Donald R. Tanenbaum, D.D.S., MPH, is clinical assistant professor, Hofstra North Shore-LIJ School of Medicine; clinical assistant professor, Dept. of Oral & Maxillofacial Surgery, School of Dental Medicine at Stony Brook University; section head, Facial Pain and Dental Sleep Medicine Section, Dept. of Dental Medicine, Long Island Jewish Medical Center.

References

1- JADA,July 2008, Vol. 139:7, pp. 926-93

2- Merskey H and Bogduk N (eds.). Classification of chronic pain. Descriptions of chronic pain syndromes and definitions of pain terms, 2nd Edition Seattle: IASP Press, 1994. 240 pp.

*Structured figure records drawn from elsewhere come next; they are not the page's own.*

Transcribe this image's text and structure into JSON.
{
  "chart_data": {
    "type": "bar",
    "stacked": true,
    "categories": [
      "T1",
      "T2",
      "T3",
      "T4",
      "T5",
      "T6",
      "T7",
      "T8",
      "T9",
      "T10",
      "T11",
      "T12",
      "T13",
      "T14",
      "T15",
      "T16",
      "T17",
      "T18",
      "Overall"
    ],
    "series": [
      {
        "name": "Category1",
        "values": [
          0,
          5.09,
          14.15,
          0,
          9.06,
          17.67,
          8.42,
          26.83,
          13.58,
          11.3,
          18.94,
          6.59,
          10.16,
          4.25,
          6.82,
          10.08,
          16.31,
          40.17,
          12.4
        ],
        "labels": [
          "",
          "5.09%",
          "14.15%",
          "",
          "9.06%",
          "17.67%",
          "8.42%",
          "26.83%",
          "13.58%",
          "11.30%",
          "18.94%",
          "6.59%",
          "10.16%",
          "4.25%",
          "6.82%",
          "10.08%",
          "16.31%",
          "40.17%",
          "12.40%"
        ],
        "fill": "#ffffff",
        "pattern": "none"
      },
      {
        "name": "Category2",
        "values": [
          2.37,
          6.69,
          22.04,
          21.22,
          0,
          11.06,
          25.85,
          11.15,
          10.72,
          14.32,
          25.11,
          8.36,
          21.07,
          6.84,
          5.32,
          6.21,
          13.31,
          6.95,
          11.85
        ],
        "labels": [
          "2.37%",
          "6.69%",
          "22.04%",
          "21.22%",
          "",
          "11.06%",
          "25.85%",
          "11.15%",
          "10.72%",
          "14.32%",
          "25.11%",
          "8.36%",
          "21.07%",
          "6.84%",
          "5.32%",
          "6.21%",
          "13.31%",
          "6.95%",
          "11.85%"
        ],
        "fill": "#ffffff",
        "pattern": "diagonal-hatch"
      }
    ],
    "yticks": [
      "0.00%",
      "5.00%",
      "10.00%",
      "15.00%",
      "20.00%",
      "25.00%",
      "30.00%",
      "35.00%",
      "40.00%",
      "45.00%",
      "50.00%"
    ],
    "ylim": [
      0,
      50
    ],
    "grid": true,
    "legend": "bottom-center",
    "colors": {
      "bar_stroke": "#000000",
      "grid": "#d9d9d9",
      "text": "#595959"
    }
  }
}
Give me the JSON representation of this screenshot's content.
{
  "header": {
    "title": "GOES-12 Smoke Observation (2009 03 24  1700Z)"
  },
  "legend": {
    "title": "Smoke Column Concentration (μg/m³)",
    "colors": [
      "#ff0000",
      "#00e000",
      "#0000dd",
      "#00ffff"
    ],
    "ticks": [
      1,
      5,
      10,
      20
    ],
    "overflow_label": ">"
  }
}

3- Anderson DM,2002. Mosby’s Medical Dictionary. Sixth Edition. Mosby: A Harcourt Health Sciences Company, St. Louis. 1867 pp

4- Vardeh D.,Naranjo J.F. (2017) Peripheral and Central Sensitization. In: Yong R., Nguyen M., Nelson E., Urman R., Pain Medicine. Springer, Cham

5- Current Opin Anaesthesiology, Microglial role in the development of chronic pain. Suter MR, 2016, October: 584-9

6- Pathological and protective roles of glia in chronic pain, Milligan E. and Watkins L., Nat Rev Neuroscience, 2009 Jan 23-36

7- Glial Cells and Chronic Pain, Neuroscientist 2010, October; 16(5): 519 531,Romain- Dan Gosselin, Marc Suter, Isabelle Decosterd

1 Comments

  1. Dr. Charles S. Solomon on February 20, 2019 at 4:10 pm

    A well written exposition on a most timely subject. Concise and most understandable.
    There is nothing so tragic as jumping into an endodontic procedure too quickly, only to find out that the tooth was not the source of the pain, and now you are married to the situation.